REHABILITACIÓN DE EL MONASTERIO DE ELPAULAR

SITUACIÓN: Rascafría. Madrid
PROMOTOR: Ministerio de Cultura de la Comunidad de Madrid
FECHA: 2010, 2007, 2004, 2002, 2001
P.E.M.: 2.646.644€ (2010); 185.401€ (2007); 120.062€ (2004); 543.793€ (2002); 928.845€ (2001)

MEMORIA:
Se trata de una intervención continuada en la cartuja durante más de dos décadas.
En el año 1996 y tras un periodo de obras de emergencia, se redacta el Plan Director, que permitió la identificación, la definición del diagnóstico, estableció las estrategias desde un carácter integral y fijó prioridades de intervención.
Convencidos de que los planes directores inician su recorrido una vez redactados y de la conveniencia de que el equipo de arquitectos participe en su gestión, ha sido precisamente la gestión una de nuestras funciones básicas para recuperar el conjunto.
El propio plan definía la estructura de gestión a través de una comisión de seguimiento, que poco después condujo a la firma de un convenio de colaboración entre las tres Administraciones. El éxito reside en una gestión continuada y el sentido común.
Es un conjunto de una gran extensión y complejidad con problemas que afectan a su soporte físico, relativos fundamentalmente a filtraciones y humedades del subsuelo, otros no tan urgentes pero no por ello menos importantes, relacionados con su identidad o significación arquitectónica, y otros de uso, de carácter jurídico, normativo, etc.
La identificación del conjunto ha sido una ardua labor de años casando los datos ofrecidos por las excavaciones arqueológicas con los de la investigación arqueológica de la arquitectura y con el análisis del Libro Becerro, que se conserva en el monasterio. El entendimiento del conjunto monacal, su tipología, sus sistemas y técnicas, su función, uso y significación, ha sido el soporte argumental de las propuestas restauratorias que pretenden enfatizar lo intrínseco frente a lo ajeno desde una perspectiva global, evitando personalismos.
En este sentido la des-restauración cobra especial consideración, declarando la relativización de los criterios en relación a asuntos trascendentes como el concepto unitario de la obra, el tratamiento de lagunas, la conservación y la restauración, la conservación preventiva, el respeto a las técnicas históricas, etc., etc., y que se han visto revisados en la restauración del sagrario (F. H. Izquierdo), y otras obras.

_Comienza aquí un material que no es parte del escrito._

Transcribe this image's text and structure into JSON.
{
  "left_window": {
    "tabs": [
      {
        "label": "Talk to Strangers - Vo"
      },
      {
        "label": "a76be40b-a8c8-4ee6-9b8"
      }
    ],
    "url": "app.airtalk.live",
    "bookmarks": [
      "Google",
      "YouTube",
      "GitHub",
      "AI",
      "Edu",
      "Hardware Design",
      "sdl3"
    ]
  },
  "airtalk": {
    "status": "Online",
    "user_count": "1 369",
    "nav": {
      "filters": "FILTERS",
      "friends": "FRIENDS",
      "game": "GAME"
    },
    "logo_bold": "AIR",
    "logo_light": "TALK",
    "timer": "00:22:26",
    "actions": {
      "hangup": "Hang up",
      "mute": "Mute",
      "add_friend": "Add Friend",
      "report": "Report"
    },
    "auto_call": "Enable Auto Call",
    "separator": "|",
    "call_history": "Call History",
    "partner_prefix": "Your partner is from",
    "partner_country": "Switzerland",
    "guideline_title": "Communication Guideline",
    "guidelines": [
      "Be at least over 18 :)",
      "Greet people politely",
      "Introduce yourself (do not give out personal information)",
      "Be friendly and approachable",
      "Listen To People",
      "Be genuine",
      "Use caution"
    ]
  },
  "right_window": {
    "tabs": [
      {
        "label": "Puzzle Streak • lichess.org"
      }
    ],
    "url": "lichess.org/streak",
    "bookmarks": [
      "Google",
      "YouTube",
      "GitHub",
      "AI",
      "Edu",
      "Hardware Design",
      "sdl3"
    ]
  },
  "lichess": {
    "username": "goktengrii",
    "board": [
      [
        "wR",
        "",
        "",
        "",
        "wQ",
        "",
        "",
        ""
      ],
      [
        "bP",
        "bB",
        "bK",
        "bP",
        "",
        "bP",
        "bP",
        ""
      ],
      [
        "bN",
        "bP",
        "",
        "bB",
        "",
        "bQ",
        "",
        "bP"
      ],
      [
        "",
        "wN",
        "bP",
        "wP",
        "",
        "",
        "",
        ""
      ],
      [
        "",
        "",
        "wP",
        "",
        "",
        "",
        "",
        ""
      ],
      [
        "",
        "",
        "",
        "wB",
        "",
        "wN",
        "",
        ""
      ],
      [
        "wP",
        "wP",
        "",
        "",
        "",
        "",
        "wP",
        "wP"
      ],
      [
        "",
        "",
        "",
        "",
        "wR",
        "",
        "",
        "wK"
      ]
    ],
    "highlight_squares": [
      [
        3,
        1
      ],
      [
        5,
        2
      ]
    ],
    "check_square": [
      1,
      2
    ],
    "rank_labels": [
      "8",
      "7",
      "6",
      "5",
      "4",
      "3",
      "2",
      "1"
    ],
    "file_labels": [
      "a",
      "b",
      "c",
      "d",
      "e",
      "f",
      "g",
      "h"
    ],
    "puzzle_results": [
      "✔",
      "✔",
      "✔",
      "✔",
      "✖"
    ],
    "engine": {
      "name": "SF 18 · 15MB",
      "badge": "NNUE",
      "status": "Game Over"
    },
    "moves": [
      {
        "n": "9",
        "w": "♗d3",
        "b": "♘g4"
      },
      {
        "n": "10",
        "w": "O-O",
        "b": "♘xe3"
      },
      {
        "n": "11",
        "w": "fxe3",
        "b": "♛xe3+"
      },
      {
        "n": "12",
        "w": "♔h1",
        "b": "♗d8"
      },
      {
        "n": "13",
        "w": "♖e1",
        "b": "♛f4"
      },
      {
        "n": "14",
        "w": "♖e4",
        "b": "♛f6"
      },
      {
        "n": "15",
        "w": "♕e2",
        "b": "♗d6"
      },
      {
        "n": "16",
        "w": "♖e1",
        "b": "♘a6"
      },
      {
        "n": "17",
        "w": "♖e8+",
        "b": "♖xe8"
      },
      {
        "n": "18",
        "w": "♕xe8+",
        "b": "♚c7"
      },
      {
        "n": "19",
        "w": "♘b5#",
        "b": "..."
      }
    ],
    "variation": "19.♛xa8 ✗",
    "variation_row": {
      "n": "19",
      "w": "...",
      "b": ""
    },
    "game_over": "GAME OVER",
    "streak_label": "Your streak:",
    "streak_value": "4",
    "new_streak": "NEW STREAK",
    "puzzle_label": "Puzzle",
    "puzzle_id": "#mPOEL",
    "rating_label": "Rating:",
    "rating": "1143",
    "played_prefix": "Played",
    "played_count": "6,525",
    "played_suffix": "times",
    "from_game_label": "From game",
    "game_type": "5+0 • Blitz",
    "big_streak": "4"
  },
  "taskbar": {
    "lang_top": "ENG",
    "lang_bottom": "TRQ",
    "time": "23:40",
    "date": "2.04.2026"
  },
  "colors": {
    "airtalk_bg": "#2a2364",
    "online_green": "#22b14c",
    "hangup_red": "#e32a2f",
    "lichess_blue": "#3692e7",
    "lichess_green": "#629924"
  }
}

Las paredes del Claustro y otros ámbitos fueron, por ejemplo desprovistas de sus revestimientos. No sabemos si esto obedece a un criterio estético o a que se desatendieron acciones prioritarias de restauración preventiva de eliminación de las afecciones debidas a las humedades del subsuelo, contra las que tanto hemos luchado.
Las últimas acciones pretenden alcanzar objetivos de recuperación del patrimonio mueble disperso, de revitalización, de dotación de nuevos usos culturales y ampliar la participación de la sociedad. La recuperación de las sillerías y la vuelta de la serie de 52 cuadros de gran formato, pintada por Vicente Carducho, es un ejemplo de la importancia que adquiere la gestión de la que nos consideramos partícipes, y que hoy presenta un panorama optimista en relación con su recuperación definitiva.